I logged in only for a moment to scold you. You ruined my morning! ;) Iíve accomplished nothing because I read your book, and now I need to get to work.
Anyways, I loved it. It was your best work yet.
Congratulations on a great book.
Thank you! I appreciate that you read it!!
Thank you for adding to my mile-high pile of quality reading material,
, how on earth do you do it? It takes me at least two days to read a book...
I am sure we all read way too much. It's much better for our brains than what a lot of other people do with theirs though...
The recent discussions have got me thinking and wondering about associations, emotional associations that is...

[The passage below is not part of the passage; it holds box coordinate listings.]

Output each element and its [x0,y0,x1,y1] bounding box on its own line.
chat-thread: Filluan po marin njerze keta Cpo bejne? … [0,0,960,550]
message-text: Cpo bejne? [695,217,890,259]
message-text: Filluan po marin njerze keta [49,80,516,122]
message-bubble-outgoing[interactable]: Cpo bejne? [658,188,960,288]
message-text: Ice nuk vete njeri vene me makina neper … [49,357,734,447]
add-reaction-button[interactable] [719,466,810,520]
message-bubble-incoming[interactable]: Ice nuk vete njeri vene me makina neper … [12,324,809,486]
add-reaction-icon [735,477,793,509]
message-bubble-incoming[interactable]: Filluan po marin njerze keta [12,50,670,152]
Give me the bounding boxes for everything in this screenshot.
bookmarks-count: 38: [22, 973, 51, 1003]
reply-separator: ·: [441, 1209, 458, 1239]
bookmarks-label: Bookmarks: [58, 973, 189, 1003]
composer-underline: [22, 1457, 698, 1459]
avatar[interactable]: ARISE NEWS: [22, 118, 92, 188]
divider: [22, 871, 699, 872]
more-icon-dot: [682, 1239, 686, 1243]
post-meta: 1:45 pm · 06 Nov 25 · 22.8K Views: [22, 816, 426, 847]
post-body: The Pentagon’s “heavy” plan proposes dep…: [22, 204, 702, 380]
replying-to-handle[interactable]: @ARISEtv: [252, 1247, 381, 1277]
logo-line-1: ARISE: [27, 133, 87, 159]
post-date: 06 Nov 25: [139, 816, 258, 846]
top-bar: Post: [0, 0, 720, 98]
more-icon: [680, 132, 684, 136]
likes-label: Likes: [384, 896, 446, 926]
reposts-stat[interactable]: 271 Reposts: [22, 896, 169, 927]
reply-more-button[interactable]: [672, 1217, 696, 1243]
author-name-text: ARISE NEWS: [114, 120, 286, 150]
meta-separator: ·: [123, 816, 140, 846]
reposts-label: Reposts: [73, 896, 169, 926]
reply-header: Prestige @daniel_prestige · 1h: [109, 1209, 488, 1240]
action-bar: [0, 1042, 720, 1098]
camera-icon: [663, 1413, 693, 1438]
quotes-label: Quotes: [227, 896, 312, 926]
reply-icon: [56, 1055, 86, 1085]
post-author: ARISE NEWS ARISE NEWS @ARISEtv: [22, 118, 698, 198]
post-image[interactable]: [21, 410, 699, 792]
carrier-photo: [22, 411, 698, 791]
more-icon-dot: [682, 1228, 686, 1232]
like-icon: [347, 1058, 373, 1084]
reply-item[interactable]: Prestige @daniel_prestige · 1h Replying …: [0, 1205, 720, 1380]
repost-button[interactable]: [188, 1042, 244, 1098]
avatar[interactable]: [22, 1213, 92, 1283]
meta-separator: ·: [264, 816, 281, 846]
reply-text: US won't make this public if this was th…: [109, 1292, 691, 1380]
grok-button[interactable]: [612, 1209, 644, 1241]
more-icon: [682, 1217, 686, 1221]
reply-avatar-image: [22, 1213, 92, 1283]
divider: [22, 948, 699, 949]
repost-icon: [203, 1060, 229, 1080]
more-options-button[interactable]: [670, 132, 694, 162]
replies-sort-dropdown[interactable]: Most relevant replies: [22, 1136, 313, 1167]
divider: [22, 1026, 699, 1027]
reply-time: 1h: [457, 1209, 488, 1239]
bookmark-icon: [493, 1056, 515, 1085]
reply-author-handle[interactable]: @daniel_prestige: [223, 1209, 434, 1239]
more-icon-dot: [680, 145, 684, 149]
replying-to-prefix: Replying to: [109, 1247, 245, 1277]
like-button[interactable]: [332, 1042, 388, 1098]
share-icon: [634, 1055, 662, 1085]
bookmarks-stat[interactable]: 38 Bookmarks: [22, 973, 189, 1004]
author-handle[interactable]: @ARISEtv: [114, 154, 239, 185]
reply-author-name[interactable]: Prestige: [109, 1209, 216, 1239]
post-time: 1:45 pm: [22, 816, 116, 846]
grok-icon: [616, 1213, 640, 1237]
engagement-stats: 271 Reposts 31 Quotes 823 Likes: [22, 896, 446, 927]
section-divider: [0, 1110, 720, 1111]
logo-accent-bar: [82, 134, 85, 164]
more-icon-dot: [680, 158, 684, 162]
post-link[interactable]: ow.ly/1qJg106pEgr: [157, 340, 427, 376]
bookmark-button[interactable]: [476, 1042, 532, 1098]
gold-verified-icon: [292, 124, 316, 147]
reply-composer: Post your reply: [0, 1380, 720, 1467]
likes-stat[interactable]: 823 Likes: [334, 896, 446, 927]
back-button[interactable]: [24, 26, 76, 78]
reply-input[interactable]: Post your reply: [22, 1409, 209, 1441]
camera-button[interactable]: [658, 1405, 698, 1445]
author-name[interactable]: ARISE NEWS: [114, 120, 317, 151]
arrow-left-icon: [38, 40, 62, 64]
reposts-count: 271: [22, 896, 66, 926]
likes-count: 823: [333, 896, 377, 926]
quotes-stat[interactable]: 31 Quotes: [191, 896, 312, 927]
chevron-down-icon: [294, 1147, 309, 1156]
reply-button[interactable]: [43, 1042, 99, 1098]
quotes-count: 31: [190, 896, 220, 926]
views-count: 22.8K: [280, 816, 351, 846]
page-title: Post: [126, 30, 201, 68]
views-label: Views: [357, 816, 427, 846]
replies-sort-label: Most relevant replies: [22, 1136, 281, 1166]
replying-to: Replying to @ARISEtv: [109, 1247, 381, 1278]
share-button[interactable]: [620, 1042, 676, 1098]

...I wondered if Hero, in his past, was asked to do new things which led to scary experiences for him, so that now, he is actually afraid if he doesn't know yet what he is being asked to do, or where it will lead.

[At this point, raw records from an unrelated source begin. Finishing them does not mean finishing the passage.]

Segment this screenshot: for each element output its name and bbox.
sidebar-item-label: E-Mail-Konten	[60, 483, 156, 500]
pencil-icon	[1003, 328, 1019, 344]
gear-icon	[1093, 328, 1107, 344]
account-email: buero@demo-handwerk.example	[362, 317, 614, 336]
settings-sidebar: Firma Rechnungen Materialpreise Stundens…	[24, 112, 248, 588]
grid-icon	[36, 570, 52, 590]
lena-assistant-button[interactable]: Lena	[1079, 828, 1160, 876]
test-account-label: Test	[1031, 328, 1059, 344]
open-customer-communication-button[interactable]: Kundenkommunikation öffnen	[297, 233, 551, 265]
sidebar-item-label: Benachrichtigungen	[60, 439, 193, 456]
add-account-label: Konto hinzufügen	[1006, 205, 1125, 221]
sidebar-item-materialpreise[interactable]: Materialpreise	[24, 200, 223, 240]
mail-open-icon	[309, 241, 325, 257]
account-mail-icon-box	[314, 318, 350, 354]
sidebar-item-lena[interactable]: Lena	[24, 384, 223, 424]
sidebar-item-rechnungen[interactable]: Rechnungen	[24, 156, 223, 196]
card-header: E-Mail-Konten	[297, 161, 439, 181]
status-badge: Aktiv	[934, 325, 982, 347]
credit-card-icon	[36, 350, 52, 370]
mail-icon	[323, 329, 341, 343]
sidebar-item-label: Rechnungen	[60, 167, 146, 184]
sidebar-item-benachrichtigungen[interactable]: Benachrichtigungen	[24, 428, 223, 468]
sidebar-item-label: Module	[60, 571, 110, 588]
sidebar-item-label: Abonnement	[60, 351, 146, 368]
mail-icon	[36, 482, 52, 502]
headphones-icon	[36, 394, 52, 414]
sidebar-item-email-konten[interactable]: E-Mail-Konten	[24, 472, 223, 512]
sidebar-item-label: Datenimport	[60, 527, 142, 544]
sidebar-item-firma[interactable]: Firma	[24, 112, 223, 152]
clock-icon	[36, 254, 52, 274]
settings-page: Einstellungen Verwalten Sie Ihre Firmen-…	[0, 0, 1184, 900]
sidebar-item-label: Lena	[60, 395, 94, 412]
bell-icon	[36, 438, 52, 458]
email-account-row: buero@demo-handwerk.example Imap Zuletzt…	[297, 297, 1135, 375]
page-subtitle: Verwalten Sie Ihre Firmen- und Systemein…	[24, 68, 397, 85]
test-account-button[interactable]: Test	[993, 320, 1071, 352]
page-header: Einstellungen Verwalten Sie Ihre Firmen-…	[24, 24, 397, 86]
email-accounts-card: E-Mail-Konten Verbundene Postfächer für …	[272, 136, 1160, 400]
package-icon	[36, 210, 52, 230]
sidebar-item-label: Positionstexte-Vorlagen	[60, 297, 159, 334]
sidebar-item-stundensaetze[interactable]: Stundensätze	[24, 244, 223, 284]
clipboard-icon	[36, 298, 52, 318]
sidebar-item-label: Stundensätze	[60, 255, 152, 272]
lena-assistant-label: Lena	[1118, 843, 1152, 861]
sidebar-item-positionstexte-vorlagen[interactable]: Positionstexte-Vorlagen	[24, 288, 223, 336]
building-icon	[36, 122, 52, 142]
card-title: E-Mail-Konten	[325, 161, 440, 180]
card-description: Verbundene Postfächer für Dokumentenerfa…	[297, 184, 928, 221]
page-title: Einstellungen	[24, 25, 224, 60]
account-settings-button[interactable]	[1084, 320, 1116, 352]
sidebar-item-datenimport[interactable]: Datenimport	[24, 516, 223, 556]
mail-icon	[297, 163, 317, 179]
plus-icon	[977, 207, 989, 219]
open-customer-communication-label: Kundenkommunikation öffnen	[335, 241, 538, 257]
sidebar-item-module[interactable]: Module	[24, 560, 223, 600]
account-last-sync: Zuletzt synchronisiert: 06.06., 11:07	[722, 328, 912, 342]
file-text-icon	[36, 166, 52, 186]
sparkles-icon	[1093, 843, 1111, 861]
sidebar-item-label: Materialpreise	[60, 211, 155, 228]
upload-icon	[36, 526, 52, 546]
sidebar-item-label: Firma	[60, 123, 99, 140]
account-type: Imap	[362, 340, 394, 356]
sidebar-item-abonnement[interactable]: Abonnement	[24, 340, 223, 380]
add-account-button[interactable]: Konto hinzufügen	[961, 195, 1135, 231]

It's interesting, and seems complex to figure out what motivates horses. They are definitely all different. The TB I was riding the other day, Nickel is conditioned heavily to respond to forward cues. So several times we stopped to look at scary things, and twice I felt his heart pounding so obviously he was afraid. Elk kept crossing our path or popping out of the bushes. But when he'd stop, I would give a squeeze with my legs, which apparently I am in the habit of doing this even though in my experience a "stalled out" horse is going to just stand there anyway.
What was disconcerting was that when I squeezed, Nickel would immediately start forward. Then I was like, "Hold on a minute, are you sure you're ready?" It made me realize I am always asking horses to go forward when they stop to look at scary things, but I don't actually expect them to continue on until they are in the right frame of mind. Nickel was going to obey, whether that meant he was ready to face the scary things or not! That is strange to me, and means I better be prepared myself if I am asking him to go, since he's going to rely on my judgment.

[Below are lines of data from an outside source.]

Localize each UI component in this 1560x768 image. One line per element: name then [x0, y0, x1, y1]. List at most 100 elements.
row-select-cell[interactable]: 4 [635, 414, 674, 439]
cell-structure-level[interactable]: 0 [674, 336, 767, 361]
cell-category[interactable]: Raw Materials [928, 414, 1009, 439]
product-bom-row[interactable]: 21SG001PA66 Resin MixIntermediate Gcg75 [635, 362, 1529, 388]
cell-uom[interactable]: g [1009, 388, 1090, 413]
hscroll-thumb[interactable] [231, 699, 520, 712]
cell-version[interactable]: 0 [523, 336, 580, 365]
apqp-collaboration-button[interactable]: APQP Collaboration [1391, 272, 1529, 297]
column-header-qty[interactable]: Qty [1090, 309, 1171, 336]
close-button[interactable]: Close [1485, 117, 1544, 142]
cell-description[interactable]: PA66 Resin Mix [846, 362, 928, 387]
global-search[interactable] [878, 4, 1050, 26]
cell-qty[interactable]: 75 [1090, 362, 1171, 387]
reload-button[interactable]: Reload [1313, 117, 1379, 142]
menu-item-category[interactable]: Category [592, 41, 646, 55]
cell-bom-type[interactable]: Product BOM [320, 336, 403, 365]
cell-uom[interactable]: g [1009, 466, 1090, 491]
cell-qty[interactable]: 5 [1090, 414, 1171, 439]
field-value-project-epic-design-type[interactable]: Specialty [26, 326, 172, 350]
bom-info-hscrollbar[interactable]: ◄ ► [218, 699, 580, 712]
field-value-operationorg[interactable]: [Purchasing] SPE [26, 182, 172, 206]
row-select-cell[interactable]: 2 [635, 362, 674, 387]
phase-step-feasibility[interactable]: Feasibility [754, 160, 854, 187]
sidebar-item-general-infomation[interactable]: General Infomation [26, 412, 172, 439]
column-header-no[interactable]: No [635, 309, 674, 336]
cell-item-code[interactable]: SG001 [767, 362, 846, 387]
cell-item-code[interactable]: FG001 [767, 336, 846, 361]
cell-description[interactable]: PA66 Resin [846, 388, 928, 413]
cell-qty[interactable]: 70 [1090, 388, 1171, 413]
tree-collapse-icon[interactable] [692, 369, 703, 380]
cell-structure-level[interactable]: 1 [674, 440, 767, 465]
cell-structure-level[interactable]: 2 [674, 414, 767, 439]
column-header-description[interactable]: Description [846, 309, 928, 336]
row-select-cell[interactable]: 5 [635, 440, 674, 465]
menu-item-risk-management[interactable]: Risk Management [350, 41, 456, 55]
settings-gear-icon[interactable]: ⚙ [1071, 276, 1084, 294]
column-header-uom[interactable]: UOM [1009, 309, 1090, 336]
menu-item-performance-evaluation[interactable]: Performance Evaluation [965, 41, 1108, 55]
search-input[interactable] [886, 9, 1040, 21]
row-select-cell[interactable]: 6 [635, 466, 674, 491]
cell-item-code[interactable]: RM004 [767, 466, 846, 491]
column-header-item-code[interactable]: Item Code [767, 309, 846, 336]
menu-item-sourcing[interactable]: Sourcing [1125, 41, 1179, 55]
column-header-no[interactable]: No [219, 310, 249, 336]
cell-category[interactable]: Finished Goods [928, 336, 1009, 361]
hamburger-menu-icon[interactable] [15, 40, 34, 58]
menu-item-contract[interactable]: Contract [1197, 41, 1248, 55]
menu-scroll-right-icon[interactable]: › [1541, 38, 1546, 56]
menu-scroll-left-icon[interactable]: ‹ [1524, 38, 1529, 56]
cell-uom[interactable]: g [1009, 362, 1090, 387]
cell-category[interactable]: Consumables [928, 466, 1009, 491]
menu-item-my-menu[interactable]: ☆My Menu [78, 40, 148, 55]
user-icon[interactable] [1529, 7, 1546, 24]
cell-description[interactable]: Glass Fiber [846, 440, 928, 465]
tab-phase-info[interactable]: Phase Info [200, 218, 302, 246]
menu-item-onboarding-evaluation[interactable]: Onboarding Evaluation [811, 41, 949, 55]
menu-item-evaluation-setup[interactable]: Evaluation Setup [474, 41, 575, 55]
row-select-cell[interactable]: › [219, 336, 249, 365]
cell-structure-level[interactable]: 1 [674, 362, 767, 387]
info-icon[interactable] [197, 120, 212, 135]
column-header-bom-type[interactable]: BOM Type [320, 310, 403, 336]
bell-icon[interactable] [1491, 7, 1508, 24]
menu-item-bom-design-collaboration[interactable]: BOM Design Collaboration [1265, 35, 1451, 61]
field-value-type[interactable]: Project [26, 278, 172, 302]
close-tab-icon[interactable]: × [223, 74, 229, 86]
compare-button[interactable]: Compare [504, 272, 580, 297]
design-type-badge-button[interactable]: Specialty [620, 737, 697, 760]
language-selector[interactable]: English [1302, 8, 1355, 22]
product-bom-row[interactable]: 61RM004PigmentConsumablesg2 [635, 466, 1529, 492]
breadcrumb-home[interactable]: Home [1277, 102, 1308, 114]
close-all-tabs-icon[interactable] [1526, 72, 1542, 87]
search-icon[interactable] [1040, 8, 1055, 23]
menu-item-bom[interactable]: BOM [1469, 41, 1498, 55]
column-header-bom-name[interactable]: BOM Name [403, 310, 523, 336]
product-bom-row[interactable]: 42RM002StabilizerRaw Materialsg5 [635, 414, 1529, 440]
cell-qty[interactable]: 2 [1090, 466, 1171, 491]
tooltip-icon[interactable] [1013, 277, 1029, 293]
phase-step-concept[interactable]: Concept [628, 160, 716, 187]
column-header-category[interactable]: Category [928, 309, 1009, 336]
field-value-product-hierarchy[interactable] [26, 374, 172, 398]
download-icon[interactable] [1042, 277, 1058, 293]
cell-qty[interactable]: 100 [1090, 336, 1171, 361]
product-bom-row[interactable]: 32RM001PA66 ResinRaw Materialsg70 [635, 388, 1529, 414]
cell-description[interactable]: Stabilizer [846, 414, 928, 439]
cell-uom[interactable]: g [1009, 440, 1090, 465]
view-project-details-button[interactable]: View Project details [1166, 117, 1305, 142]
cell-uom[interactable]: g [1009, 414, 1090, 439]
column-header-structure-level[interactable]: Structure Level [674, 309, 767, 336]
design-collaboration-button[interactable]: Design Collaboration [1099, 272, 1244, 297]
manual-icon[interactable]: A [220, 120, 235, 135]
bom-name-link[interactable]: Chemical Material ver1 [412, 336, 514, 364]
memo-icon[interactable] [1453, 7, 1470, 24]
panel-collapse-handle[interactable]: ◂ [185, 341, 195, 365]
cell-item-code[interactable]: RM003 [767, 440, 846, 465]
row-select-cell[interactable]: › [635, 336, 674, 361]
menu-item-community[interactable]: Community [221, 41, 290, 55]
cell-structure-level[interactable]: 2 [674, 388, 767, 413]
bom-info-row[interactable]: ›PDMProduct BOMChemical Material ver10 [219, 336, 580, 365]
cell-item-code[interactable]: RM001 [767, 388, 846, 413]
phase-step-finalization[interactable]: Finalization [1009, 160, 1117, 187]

Something that makes Hero difficult to assess is that most of the time he does not seem afraid. I'm not just relying on other horses and their reactions to judge whether Hero is afraid, but on his own responses when he is afraid. When he is afraid, he has pretty normal responses such as head up, nostrils flaring, tense body/staring at what concerns him, unwillingness to move toward that object. This is in contrast to when I believe he is not afraid, but rather unhappy.
For example, he does not seem afraid to leave behind horses in the fields in order to walk away from them with me. If I lead him out, he'll be alert and want to go see what we are doing. If we go to graze, or do something interesting, he will have no concerns. But most of the time his more extreme reactions seem not related to fear, but to unhappiness or over-excitement (anxiety?). For example, if a horse picks up the canter on the beach and goes by him he will often buck. I don't think he is afraid, but he seems unhappy either that they are passing him in that manner or that he thinks they may run off faster than he can follow. To me that seems less like fear and more like unhappiness or anxiety.
It seems that he has emotional associations about certain things that make him upset. He can stay in that upset state for a long time. But it doesn't seem like fear to me. It's more like he has made a decision, and anything contrary to that decision is upsetting to him. If he decides he should stop and graze, then anything that is not stopping and grazing is going to become a problem.
When I first got Amore, if anything made her afraid she would panic and start bucking. What I had to do was get her to stop the bucking, starting with a few seconds. Once I got a few seconds of lessened panic, I built on that. To me the feeling is almost the same with Hero, except it's not fear that is getting him upset, but rather unhappiness or frustration. This he doesn't tolerate the same way Amore didn't tolerate the fear. So I think I have to work on having him tolerate feeling frustrated, until he can cope with it and give me longer stretches where he does not feel the need to act up due to those emotions.
It would be impossible to avoid frustrating him, because his threshold is very low. Amore would fear/panic from the tiniest things like the breeze against her tail, a donkey braying on a nearby farm, or the rattle of a ladder. Similarly, Hero has strong reactions to the smallest things, and ones that are necessary for simple ridden work.
I have a theory about how he might have been conditioned this way. Judging by his physical appearance, he had dealt with the locking stifles for a long time. People with chronic pain often have this "short fuse" because they use up so many endorphins and so much mental focus dealing with the pain. Anything beyond that can be too much for them to cope with and can cause overly strong reactions. Hero was in chronic pain for a long time. He probably developed this habitual response during that time. Now he has to relearn how to cope with things in a less dramatic way, so hopefully I can teach him how.
Hero does not seem to associate me with negative things. He always nickers loudly when I come to the field, and usually comes to greet me. Last night I let the horses out to graze, and Nala and Amore ignored me but Hero came back to sniff at me and see what I was doing. He's always willing to be caught and to go out, and actually much better about that than when I first got him.